Written by Sophie Hopkins, MSc student
Care farming is becoming increasingly popular and accepted as a health care service, particularly in the Netherlands where the main clients of care farming are the elderly, those suffering from mental health problems, children with autism and the mentally or physically handicapped. General definitions of care farming are a contentious issue as it is the individuality of care farms that seem to be appealing. However, accreditation schemes ensure clients of a certain standard of care without compromising the rural idyll that is attached to this care option.
Undertaken from an interpretive approach, I looked at the benefits or limitations of care farming to participants by examining their own experiences and perspectives. My case study was a mixed farm in Barneveld where people were incredibly helpful and welcoming. The focus was to provide an overview of all those involved in care farming, from the clients, to the staff, volunteers and family members, because I believed that it is not only the clients that experience care in this context.
Participants seemed to identity with the aspects of care that they felt most suited them. For example, the staff were concerned with meeting the client’s needs and seeing each person as being unique. The clients however favoured being given time and space to find their own way. They also felt as if their work was more meaningful if it could directly assist with the maintenance or income of the farm business and they took great ownership and satisfaction in these roles. To all, the idea of being part of an extended family or community was important.
Surprisingly, the roles of nature and animals were not as important as the role of people involved in the care farming progress; they simply provided the framework. The lack of familiarity about both farming and the environment amongst many of the participants was another an unexpected find and further extenuated how the focus was heavily on the care of the people. This led to questions such as ‘how important is the farm in care farming?’.

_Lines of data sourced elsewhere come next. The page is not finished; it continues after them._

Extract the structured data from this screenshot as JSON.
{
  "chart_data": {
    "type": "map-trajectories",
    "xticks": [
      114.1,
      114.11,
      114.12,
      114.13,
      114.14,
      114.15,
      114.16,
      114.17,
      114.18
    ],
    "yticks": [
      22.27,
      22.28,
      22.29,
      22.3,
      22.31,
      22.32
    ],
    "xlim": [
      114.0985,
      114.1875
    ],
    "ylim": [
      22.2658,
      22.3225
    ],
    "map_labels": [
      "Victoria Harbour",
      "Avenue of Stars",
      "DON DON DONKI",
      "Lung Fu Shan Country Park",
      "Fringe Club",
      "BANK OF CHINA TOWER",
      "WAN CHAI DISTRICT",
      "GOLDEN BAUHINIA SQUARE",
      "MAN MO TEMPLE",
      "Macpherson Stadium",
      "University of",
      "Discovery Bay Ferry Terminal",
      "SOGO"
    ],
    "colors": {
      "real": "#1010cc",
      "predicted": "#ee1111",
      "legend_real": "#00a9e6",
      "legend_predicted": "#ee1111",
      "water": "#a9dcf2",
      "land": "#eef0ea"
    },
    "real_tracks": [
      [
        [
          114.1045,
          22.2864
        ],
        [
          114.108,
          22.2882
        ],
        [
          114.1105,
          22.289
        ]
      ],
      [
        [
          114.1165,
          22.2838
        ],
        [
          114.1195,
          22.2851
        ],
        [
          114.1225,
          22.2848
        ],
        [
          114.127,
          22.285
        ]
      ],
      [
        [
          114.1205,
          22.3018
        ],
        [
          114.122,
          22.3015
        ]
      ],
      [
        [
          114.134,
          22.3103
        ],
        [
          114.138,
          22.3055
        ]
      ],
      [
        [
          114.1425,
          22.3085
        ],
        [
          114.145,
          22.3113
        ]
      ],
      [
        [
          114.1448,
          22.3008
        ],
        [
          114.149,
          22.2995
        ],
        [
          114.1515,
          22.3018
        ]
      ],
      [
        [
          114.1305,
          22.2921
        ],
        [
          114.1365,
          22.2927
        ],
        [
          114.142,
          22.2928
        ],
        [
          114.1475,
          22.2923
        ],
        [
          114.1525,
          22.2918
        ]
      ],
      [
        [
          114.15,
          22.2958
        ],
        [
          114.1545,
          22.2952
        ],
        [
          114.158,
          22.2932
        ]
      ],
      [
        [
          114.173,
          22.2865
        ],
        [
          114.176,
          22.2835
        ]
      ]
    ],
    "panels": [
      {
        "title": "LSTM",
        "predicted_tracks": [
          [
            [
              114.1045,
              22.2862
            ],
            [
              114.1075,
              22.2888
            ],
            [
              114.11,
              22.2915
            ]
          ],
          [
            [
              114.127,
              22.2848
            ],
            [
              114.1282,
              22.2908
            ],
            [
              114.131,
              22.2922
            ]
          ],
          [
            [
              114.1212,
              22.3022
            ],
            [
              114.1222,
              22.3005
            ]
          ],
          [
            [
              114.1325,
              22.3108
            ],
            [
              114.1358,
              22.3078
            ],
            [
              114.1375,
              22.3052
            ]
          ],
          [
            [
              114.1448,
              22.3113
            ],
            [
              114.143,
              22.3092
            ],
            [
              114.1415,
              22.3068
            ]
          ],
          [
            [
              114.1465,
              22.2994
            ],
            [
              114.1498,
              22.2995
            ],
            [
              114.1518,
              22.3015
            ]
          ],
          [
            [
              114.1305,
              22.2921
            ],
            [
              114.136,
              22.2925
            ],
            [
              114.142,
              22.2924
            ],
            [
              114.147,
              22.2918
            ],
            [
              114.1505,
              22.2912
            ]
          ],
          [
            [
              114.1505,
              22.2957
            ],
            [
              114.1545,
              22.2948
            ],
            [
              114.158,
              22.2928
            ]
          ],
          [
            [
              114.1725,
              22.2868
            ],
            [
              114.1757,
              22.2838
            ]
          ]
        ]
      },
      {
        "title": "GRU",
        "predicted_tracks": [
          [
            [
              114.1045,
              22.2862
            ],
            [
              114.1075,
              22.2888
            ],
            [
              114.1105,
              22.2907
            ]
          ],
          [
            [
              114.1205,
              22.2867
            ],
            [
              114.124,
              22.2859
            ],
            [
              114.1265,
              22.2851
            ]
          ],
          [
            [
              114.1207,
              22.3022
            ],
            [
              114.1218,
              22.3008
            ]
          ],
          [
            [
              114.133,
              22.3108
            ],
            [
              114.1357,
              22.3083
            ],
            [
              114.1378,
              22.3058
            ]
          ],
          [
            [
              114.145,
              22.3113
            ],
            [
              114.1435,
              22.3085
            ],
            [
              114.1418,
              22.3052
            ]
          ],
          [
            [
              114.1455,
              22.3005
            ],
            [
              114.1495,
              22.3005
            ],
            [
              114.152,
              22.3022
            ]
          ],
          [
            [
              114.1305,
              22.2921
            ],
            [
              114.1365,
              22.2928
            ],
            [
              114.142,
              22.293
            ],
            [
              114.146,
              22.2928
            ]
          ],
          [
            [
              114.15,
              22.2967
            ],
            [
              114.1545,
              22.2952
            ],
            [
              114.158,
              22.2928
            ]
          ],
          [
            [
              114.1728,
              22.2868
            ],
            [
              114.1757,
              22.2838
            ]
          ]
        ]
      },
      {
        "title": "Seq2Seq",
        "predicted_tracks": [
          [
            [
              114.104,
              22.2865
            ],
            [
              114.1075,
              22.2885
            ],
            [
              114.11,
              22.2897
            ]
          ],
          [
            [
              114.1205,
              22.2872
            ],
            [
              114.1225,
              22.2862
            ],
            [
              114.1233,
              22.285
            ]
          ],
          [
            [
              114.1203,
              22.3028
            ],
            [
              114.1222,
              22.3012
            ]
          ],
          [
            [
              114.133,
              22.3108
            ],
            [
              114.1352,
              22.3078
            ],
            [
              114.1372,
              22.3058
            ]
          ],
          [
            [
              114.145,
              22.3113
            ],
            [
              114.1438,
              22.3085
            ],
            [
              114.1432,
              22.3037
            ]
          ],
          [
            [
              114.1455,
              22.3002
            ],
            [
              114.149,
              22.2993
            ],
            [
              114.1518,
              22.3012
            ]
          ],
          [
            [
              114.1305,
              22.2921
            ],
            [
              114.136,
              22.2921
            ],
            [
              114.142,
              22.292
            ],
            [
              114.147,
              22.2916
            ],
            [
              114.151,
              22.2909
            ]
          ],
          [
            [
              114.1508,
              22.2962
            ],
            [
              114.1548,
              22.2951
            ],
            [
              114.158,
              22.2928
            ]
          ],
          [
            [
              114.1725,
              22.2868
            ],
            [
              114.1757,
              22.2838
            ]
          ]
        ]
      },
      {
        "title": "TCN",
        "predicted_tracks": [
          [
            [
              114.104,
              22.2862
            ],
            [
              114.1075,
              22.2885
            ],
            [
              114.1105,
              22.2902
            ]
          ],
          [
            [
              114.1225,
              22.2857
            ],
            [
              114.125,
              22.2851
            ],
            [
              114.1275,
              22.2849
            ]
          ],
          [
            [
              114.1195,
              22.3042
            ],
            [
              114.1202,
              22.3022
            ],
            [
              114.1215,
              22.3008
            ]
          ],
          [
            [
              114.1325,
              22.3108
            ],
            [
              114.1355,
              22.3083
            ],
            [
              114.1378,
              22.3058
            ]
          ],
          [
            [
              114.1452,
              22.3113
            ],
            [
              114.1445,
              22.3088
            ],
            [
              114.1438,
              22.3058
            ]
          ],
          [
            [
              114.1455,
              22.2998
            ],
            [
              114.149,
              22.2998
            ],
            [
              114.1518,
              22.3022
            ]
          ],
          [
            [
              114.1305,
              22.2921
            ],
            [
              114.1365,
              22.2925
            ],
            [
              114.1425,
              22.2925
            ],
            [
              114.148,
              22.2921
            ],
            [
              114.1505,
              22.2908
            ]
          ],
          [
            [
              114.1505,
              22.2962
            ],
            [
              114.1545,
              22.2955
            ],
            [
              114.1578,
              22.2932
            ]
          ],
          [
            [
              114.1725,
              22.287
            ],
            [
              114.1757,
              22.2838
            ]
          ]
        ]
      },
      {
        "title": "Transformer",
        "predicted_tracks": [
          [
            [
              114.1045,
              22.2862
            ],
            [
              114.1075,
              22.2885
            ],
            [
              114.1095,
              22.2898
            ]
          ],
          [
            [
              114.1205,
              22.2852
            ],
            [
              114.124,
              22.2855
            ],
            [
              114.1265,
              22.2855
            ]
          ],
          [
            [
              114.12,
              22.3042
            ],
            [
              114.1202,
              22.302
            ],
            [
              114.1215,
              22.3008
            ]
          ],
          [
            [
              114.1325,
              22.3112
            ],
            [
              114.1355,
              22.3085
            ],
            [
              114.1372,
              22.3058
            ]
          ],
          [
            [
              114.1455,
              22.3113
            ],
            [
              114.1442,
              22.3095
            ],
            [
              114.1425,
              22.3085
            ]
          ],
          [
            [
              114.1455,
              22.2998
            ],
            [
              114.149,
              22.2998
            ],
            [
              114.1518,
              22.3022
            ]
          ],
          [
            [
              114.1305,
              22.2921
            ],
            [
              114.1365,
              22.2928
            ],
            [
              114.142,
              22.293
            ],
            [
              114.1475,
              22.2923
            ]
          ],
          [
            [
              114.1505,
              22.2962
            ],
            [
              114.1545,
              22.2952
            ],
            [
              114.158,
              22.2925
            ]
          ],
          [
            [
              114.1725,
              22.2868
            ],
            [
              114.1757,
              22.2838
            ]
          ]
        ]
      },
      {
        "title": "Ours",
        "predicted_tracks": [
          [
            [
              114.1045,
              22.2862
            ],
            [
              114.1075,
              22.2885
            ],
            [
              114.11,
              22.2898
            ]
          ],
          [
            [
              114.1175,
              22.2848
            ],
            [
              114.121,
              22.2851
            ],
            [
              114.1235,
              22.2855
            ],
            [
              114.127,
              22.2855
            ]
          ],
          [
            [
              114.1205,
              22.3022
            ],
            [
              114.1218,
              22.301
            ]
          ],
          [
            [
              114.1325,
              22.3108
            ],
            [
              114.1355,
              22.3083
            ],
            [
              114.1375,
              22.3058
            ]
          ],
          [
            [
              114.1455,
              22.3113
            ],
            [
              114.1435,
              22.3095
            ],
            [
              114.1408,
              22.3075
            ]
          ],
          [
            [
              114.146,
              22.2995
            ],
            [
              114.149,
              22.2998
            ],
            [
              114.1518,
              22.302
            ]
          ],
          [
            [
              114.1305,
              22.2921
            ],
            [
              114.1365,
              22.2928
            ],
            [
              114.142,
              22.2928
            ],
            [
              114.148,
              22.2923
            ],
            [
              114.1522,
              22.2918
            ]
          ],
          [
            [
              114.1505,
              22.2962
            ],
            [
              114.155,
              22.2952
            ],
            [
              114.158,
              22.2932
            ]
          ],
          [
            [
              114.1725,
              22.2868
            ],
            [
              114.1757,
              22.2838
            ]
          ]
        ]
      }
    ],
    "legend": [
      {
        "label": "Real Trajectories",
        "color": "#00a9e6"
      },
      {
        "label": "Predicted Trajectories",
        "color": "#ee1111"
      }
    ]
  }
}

The ultimate conclusion was that all participants benefited from the idea of being ‘useful’. How this translates into care depends on the context and those involved, but it seemed as if caring for one another, whether client, staff, family and so on, created an environment in which people could focus on their abilities rather than their weaknesses. I hope that further investigations can continue to enlighten the experiences of the actual participants in this choice of health care, as it is their feelings that should ultimately determine if care farming is a success or not.